General information
- Status: Vision
- Type: Mixed Use
- Location: Tokyo, Japan
- Construction started: -
- Estimated completion: -
- Opening: -

Height
- Roof: 800 m (2,600 ft)

Technical details
- Floor count: 200

Design and construction
- Architects: Sadaaki Masuda Scott Howe
- Developer: Kajima Construction

= DIB-200 =

DIB-200 is a possible mixed use megatall skyscraper project proposed by Kajima Construction for Tokyo, Japan, designed by Sadaaki Masuda and Scott Howe. If constructed, it would be 800 m tall. The name stands for Dynamic Intelligent Building of 200 stories.

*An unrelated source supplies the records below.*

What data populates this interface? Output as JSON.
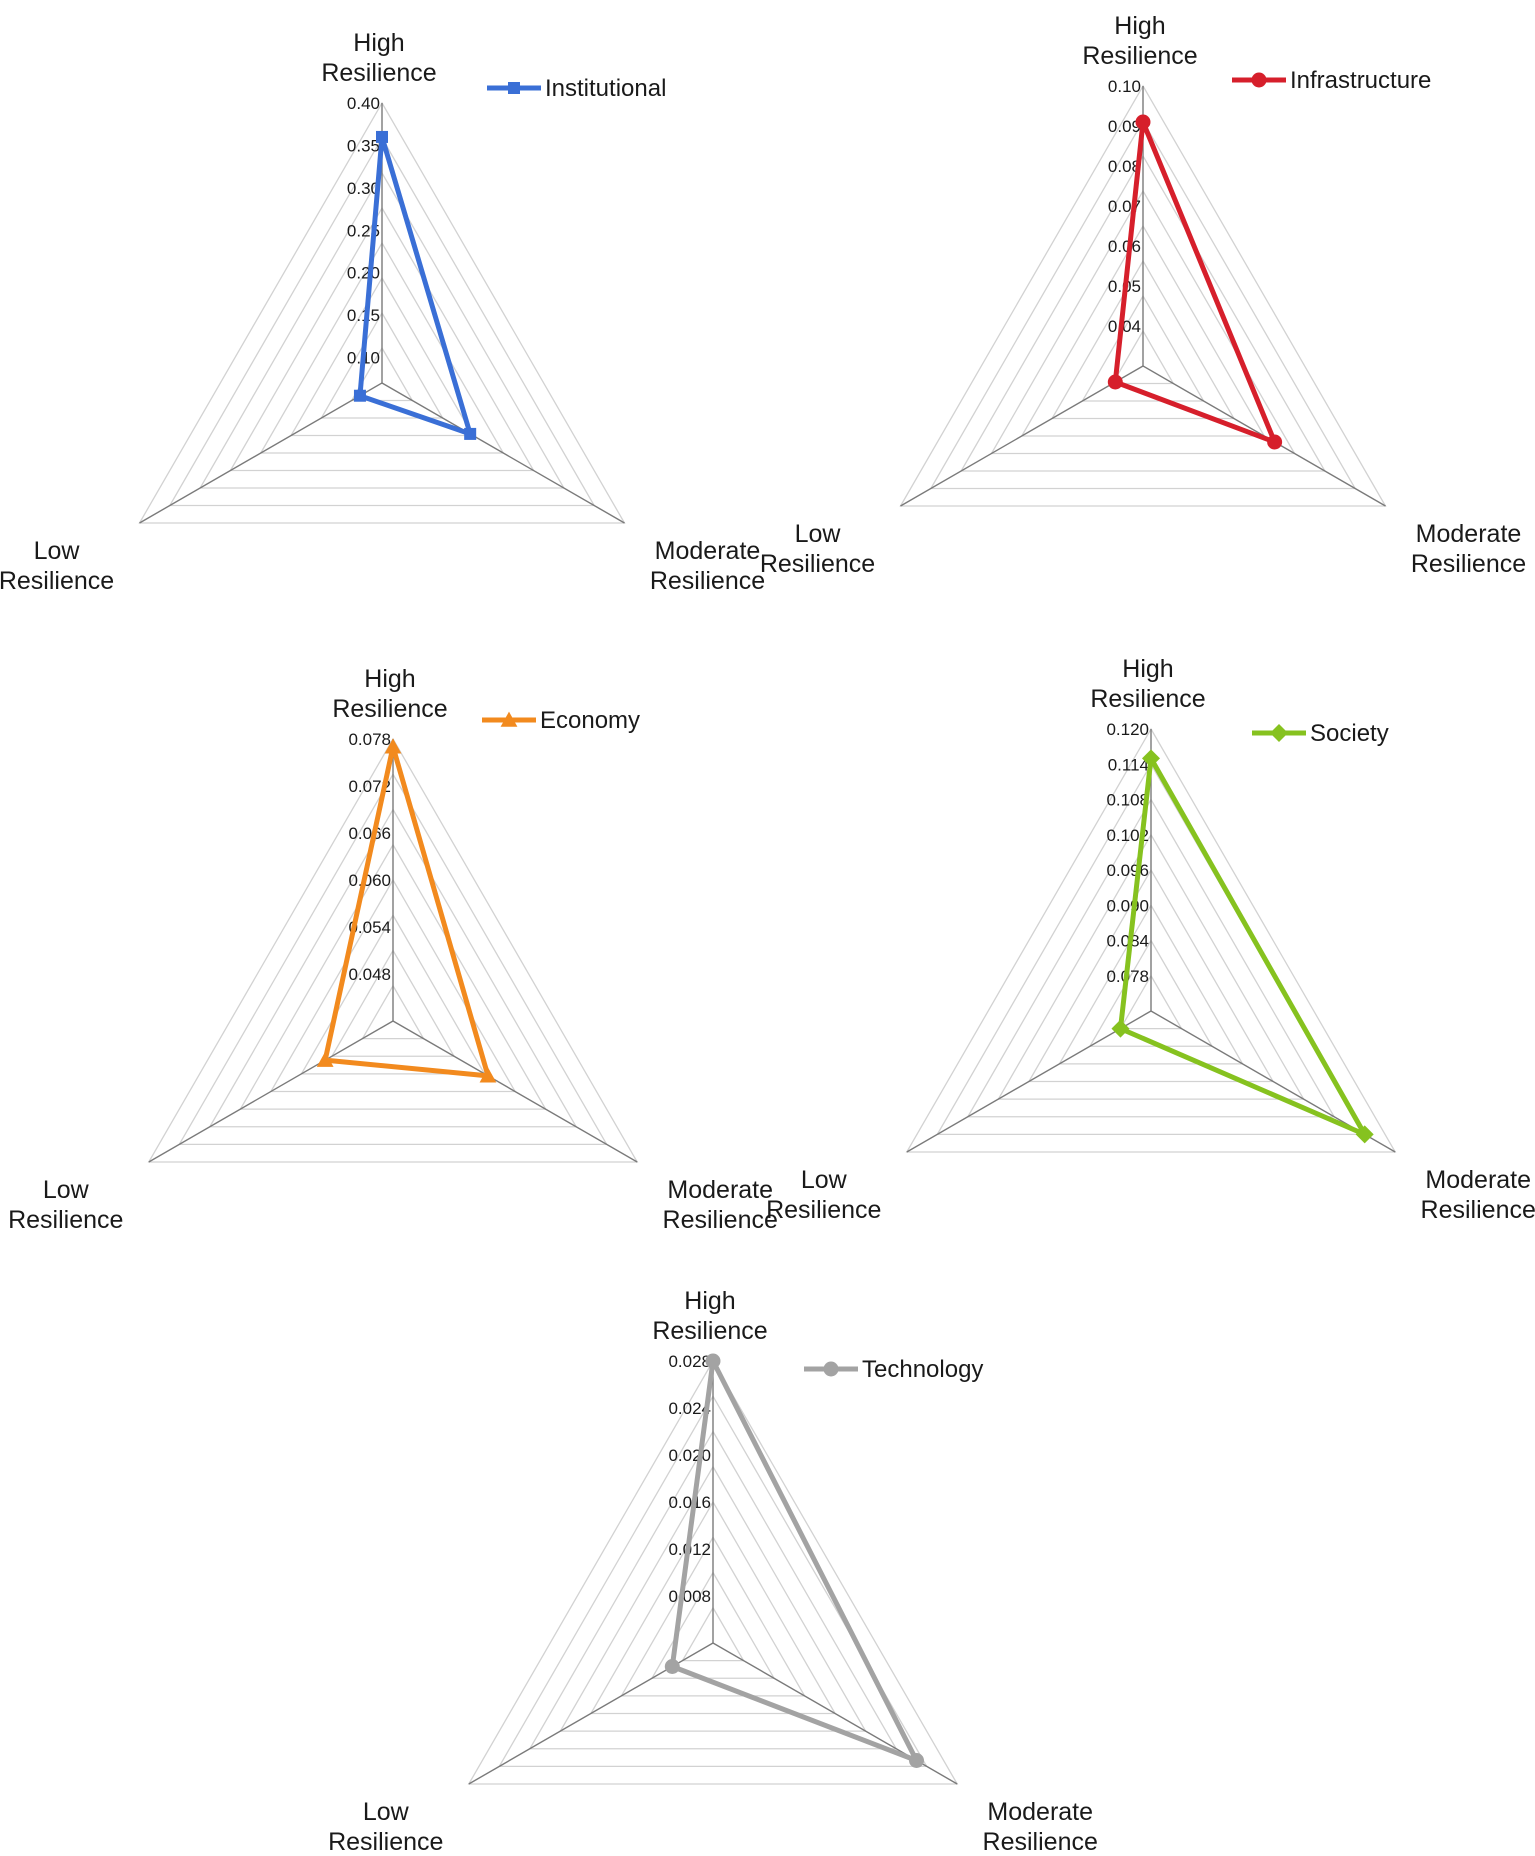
{
  "chart_data": [
    {
      "type": "radar",
      "categories": [
        "High Resilience",
        "Moderate Resilience",
        "Low Resilience"
      ],
      "series": [
        {
          "name": "Institutional",
          "values": [
            0.36,
            0.19,
            0.1
          ],
          "color": "#3a6fd6",
          "marker": "square"
        }
      ],
      "ticks": [
        "0.10",
        "0.15",
        "0.20",
        "0.25",
        "0.30",
        "0.35",
        "0.40"
      ],
      "range": [
        0.07,
        0.4
      ]
    },
    {
      "type": "radar",
      "categories": [
        "High Resilience",
        "Moderate Resilience",
        "Low Resilience"
      ],
      "series": [
        {
          "name": "Infrastructure",
          "values": [
            0.091,
            0.068,
            0.038
          ],
          "color": "#d61f2b",
          "marker": "circle"
        }
      ],
      "ticks": [
        "0.04",
        "0.05",
        "0.06",
        "0.07",
        "0.08",
        "0.09",
        "0.10"
      ],
      "range": [
        0.03,
        0.1
      ]
    },
    {
      "type": "radar",
      "categories": [
        "High Resilience",
        "Moderate Resilience",
        "Low Resilience"
      ],
      "series": [
        {
          "name": "Economy",
          "values": [
            0.077,
            0.056,
            0.052
          ],
          "color": "#f28a1e",
          "marker": "triangle"
        }
      ],
      "ticks": [
        "0.048",
        "0.054",
        "0.060",
        "0.066",
        "0.072",
        "0.078"
      ],
      "range": [
        0.042,
        0.078
      ]
    },
    {
      "type": "radar",
      "categories": [
        "High Resilience",
        "Moderate Resilience",
        "Low Resilience"
      ],
      "series": [
        {
          "name": "Society",
          "values": [
            0.115,
            0.114,
            0.078
          ],
          "color": "#86c21f",
          "marker": "diamond"
        }
      ],
      "ticks": [
        "0.078",
        "0.084",
        "0.090",
        "0.096",
        "0.102",
        "0.108",
        "0.114",
        "0.120"
      ],
      "range": [
        0.072,
        0.12
      ]
    },
    {
      "type": "radar",
      "categories": [
        "High Resilience",
        "Moderate Resilience",
        "Low Resilience"
      ],
      "series": [
        {
          "name": "Technology",
          "values": [
            0.028,
            0.024,
            0.008
          ],
          "color": "#a3a3a3",
          "marker": "circle"
        }
      ],
      "ticks": [
        "0.008",
        "0.012",
        "0.016",
        "0.020",
        "0.024",
        "0.028"
      ],
      "range": [
        0.004,
        0.028
      ]
    }
  ]
}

The design consists of 12 cylindrical modules 50 m across and 200 m long, which are stacked one on top of the other to form four towers that rise to different heights from the corners of a quadrangle at the base. One tower is two modules high, two towers are three modules high, and the fourth tower consists of four modules and climbs the full 800 metres. The modular design would help keep down costs and make technical problems more manageable. The gaps between the modules are designed to reduce wind loading on the structure.

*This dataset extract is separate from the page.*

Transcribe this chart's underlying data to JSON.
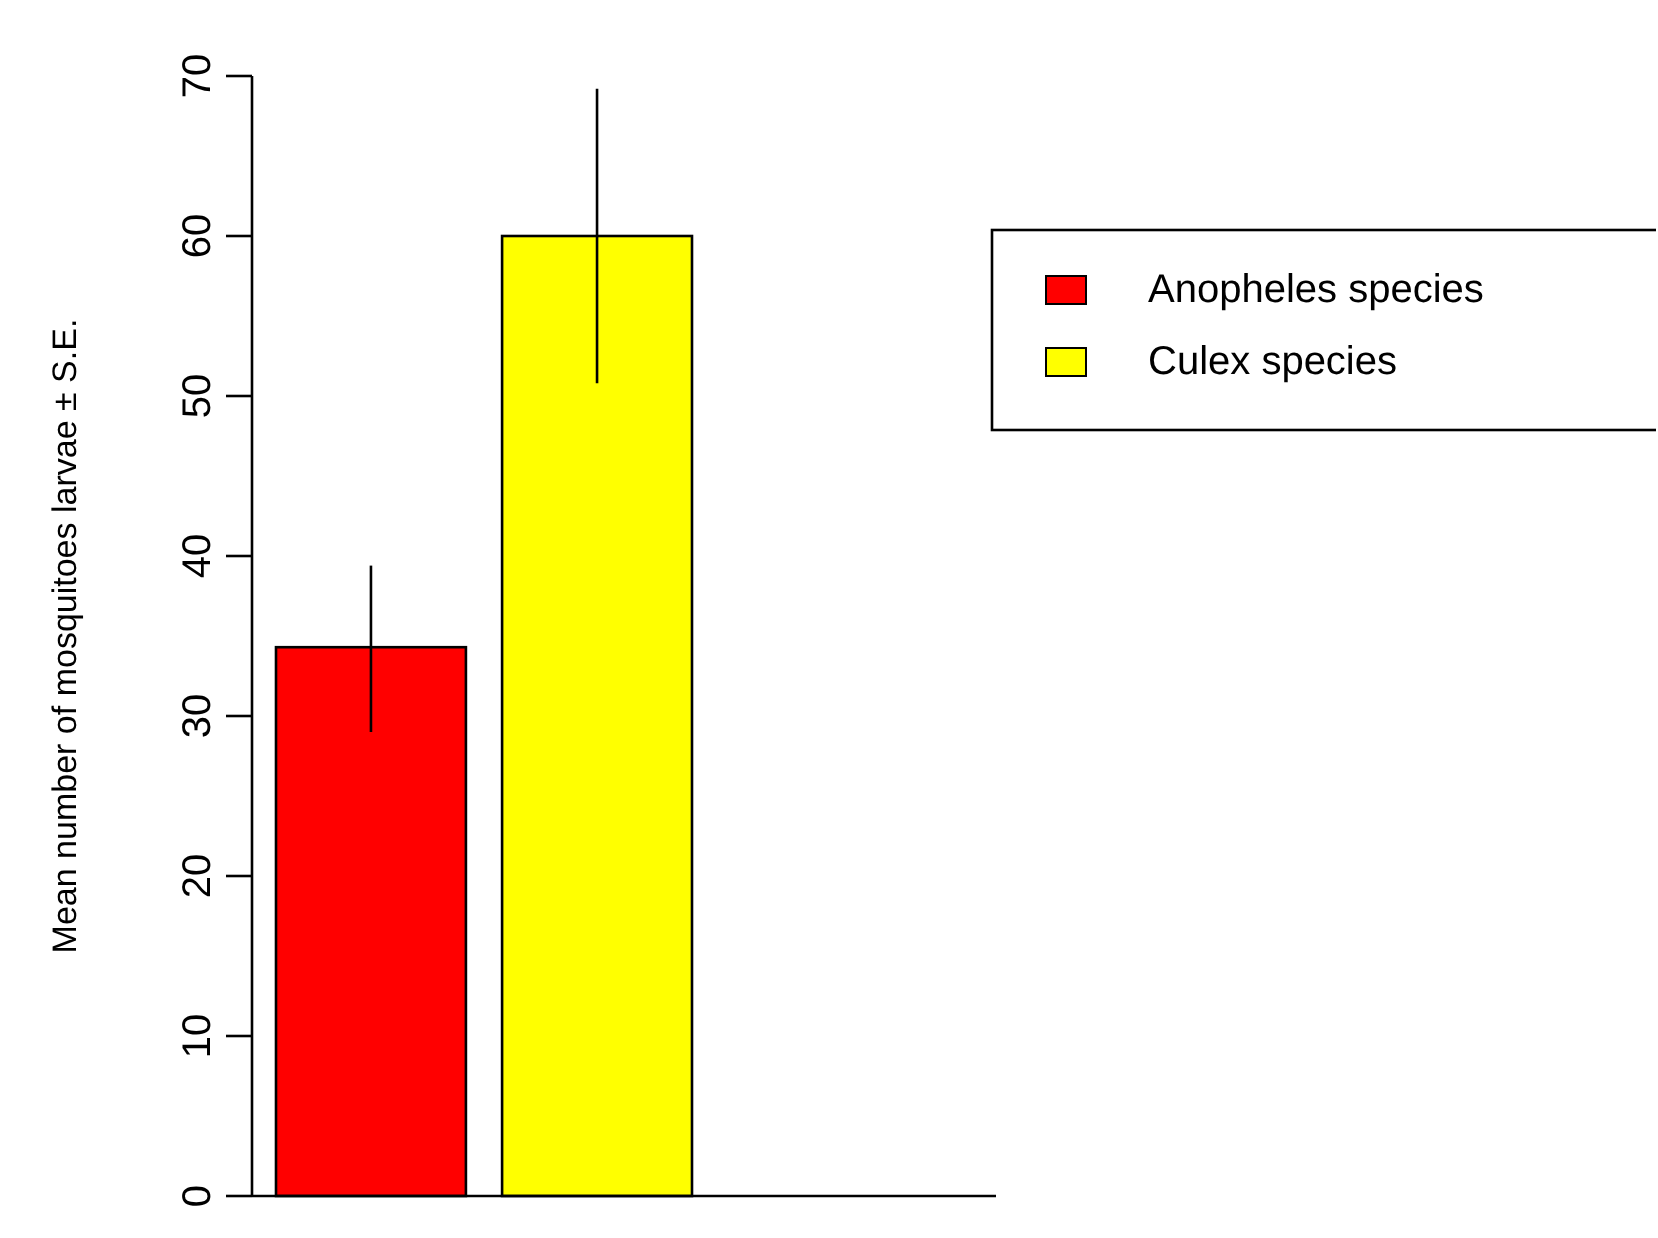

The design has been criticized for looking as if it owes more to engineering pragmatism than architectural flair. However, Sadaaki Masuda claims that they could do little to influence the overall appearance of DIB-200 once the module had been designed and the parameters agreed upon. He believes his company is right to want a technically feasible scheme that, however ambitious, is realistic by today's standards. Scott Howe sees their contribution as helping to make the building a pleasant place for a population equivalent to that of a medium-sized town.

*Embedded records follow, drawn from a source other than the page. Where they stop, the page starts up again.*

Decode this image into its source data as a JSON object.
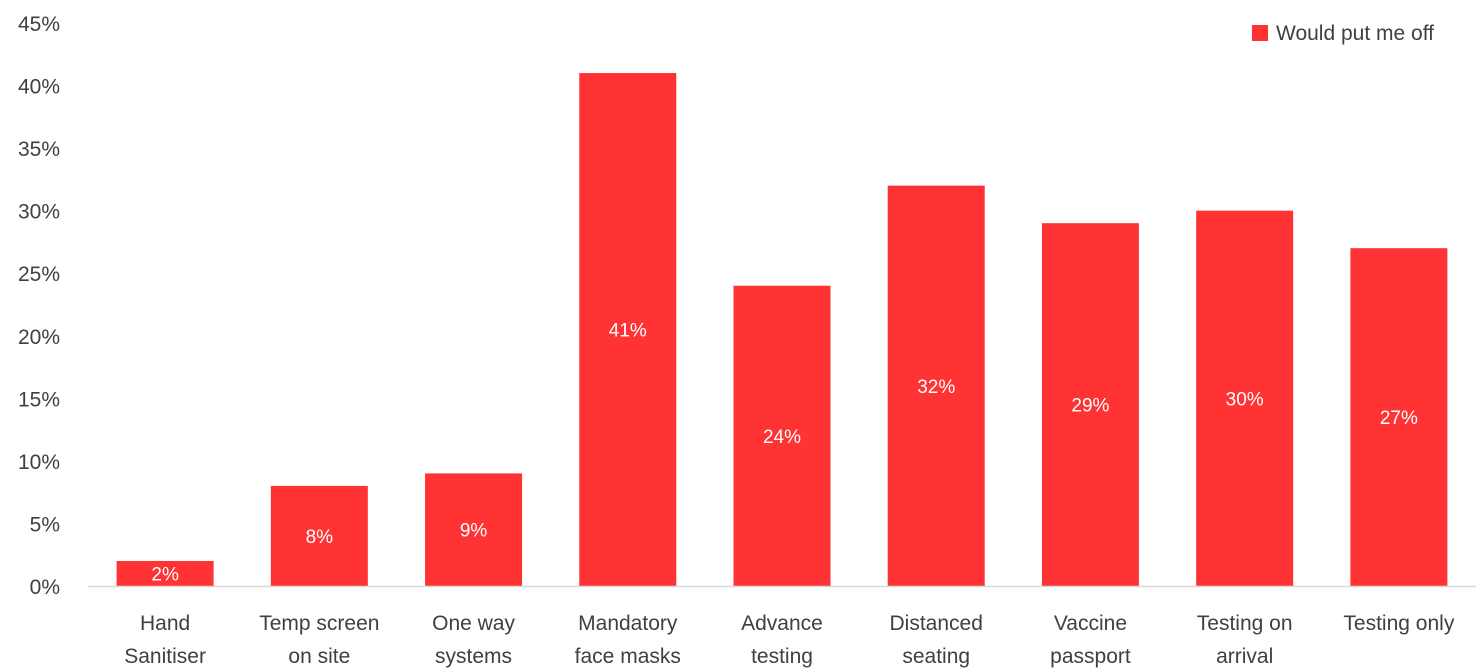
{
  "chart_data": {
    "type": "bar",
    "categories": [
      [
        "Hand",
        "Sanitiser"
      ],
      [
        "Temp screen",
        "on site"
      ],
      [
        "One way",
        "systems"
      ],
      [
        "Mandatory",
        "face masks"
      ],
      [
        "Advance",
        "testing"
      ],
      [
        "Distanced",
        "seating"
      ],
      [
        "Vaccine",
        "passport"
      ],
      [
        "Testing on",
        "arrival"
      ],
      [
        "Testing only"
      ]
    ],
    "series": [
      {
        "name": "Would put me off",
        "values": [
          2,
          8,
          9,
          41,
          24,
          32,
          29,
          30,
          27
        ],
        "data_labels": [
          "2%",
          "8%",
          "9%",
          "41%",
          "24%",
          "32%",
          "29%",
          "30%",
          "27%"
        ],
        "color": "#ff3333"
      }
    ],
    "ylim": [
      0,
      45
    ],
    "yticks": [
      0,
      5,
      10,
      15,
      20,
      25,
      30,
      35,
      40,
      45
    ],
    "ytick_labels": [
      "0%",
      "5%",
      "10%",
      "15%",
      "20%",
      "25%",
      "30%",
      "35%",
      "40%",
      "45%"
    ],
    "title": "",
    "xlabel": "",
    "ylabel": "",
    "grid": false,
    "legend_position": "top-right",
    "axis_color": "#d9d9d9",
    "text_color": "#404040"
  }
}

The first two tiers provide office space for about 50,000 people. On the third tier, there will be a hotel with 2,500 rooms, while the top tier is a residential block for more than 300 homes. Despite the structure's extraordinary height, Howe talks of "putting some horizontal into the building", of "artificial ground levels and no bottlenecks moving up and down the building". People will use high-speed lifts to shuttle between tiers, and slower ones to reach individual floors. Though Kajima is sticking with proven technology, it is taking conventional lift design to the limit with cables as long as 600 metres to provide the building's most direct service. Between tiers, horizontal sky lobbies will link the towers, and contain shops, sports and cultural centres.